Home. It’s a place we long for, a concept we wax nostalgic about, a term that evokes memories.
But what if your concept of home is very different? What if your memories of home are painful, haunting, or discouraging? What if your definition of home isn’t rooted in one central location?
What if “home” means something very different to you than to the next woman?
I’ve interacted with the concept of home on many different levels in the past year. I spent the majority of my life in one location, firmly establishing my concept of home. Then I moved 6,000 miles away to Nigeria, West Africa, and my definition of home was shaken to the core.
At first, I found myself very resistant to Nigeria as home. I wanted to affirm my midwestern roots. In the midst of a foreign culture, I needed to cling to something familiar. As the months wore on, I began to appreciate all the intricacies of my new surroudnings. I fell in love with Nigeria. I found a new place to belong – a new place to call home.
After I moved back to America, I felt lost, out of place, and homesick. While I was floundering, the women surrounding me spoke 2 truths into my life:
1. I belong in more than one place in this world. This is a gift, not a curse.
2. Ultimately, this world is not my home. My heavenly home will join together all the people that I love and hold dear.
Armed with this truth, I felt reassured. God, in His infinite wisdom, knew that we would desire a place to belong–a home and a family–and through His son, provided an eternal home for us.

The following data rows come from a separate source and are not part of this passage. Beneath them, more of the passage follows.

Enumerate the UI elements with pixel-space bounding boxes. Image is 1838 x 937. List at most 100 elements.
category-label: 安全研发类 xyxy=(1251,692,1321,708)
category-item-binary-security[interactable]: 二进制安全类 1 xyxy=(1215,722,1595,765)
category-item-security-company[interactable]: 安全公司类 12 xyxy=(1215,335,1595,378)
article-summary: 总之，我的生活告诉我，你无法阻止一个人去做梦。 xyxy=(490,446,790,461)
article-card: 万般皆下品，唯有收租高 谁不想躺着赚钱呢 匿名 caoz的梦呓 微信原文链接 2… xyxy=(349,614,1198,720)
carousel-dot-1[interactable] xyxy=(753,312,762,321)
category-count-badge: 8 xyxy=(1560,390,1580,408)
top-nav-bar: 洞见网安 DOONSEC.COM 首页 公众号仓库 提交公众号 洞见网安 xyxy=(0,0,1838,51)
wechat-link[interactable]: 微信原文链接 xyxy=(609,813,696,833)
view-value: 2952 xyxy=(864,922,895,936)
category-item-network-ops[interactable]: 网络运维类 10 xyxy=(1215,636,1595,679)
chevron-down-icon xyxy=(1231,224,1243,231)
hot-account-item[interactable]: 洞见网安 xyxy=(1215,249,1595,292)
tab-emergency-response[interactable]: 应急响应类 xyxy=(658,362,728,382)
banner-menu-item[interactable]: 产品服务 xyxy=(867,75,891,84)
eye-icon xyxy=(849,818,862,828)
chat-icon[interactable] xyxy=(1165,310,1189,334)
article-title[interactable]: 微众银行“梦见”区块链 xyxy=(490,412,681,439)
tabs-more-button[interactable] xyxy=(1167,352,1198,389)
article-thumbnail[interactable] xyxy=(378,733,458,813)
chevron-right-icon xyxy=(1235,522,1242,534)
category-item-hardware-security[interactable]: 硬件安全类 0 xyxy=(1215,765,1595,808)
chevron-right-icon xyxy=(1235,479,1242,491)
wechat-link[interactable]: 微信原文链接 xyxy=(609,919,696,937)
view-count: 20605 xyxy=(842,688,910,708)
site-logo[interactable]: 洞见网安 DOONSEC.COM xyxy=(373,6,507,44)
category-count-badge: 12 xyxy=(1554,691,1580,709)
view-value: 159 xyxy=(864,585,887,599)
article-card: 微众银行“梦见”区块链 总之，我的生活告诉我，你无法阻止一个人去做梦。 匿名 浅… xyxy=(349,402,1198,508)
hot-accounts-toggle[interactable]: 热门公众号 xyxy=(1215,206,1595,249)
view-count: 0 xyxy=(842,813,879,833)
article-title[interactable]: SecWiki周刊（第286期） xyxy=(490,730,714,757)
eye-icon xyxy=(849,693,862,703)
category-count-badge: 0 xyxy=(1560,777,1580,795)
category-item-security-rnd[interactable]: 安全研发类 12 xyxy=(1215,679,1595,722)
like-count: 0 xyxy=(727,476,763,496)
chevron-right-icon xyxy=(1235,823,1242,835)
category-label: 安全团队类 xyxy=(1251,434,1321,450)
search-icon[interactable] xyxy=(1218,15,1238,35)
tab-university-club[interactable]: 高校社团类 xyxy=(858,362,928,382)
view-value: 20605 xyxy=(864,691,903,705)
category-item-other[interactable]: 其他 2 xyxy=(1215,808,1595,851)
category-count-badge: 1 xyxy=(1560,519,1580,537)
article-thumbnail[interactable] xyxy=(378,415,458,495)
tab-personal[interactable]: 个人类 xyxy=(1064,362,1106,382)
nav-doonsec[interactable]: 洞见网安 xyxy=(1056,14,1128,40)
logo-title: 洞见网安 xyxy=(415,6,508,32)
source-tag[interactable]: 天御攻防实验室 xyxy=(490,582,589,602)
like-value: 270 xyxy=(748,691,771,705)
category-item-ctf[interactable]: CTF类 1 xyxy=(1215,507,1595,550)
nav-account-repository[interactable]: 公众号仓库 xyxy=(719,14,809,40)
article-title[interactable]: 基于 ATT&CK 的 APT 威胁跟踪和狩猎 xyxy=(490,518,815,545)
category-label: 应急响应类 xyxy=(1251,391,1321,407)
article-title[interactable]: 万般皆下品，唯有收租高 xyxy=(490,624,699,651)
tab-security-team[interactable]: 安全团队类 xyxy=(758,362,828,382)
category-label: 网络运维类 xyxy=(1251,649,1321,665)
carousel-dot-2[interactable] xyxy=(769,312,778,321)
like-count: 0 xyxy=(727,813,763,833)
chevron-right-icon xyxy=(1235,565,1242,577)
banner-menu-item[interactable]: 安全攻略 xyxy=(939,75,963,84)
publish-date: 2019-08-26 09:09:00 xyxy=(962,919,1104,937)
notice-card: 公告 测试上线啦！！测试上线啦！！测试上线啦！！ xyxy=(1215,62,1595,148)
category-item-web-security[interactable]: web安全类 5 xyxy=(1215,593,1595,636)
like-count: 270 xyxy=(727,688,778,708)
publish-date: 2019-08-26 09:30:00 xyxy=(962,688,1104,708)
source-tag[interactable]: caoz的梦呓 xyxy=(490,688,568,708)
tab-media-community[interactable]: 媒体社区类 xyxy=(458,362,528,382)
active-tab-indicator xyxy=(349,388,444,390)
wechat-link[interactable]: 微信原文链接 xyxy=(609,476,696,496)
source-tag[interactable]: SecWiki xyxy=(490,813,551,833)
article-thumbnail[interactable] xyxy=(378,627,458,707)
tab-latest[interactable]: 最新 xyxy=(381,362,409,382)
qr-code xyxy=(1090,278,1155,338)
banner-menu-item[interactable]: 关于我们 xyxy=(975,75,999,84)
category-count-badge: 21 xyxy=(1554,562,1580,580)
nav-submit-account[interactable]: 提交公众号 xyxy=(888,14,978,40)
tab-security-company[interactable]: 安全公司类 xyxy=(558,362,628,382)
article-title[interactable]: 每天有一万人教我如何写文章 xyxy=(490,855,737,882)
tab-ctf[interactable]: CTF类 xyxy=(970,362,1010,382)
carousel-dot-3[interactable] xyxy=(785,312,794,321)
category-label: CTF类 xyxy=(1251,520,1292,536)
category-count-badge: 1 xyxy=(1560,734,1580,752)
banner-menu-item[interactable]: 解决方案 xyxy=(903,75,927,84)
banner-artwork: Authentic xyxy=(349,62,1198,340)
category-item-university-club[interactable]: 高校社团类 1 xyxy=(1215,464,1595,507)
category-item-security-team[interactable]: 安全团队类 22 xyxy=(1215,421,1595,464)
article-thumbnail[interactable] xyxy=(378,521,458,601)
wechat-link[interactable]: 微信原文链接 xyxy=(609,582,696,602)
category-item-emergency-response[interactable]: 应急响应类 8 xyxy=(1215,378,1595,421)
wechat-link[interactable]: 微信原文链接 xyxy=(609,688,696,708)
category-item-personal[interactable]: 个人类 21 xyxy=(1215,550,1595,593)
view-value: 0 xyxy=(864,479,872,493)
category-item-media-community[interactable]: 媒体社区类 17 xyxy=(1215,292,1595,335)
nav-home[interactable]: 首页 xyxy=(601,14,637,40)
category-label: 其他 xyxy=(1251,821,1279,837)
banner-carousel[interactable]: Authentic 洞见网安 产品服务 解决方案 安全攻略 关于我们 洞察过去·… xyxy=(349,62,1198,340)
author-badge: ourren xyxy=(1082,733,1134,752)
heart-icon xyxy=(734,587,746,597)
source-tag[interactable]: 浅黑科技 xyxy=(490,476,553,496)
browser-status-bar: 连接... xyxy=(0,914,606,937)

If you also struggle with your concept of home–because your earthly home was broken or muddled or like mine, divided–take heart. This world is not your home. Christ came as a man, as part of a family, bringing a gospel of hope, redeeming our human concept of home.
You are an incredible writer, and this is so beautifully put. I would add – not only did God know that we would desire a place to belong, but He *made us* to desire a place to belong, so that He could make us a home. How amazing!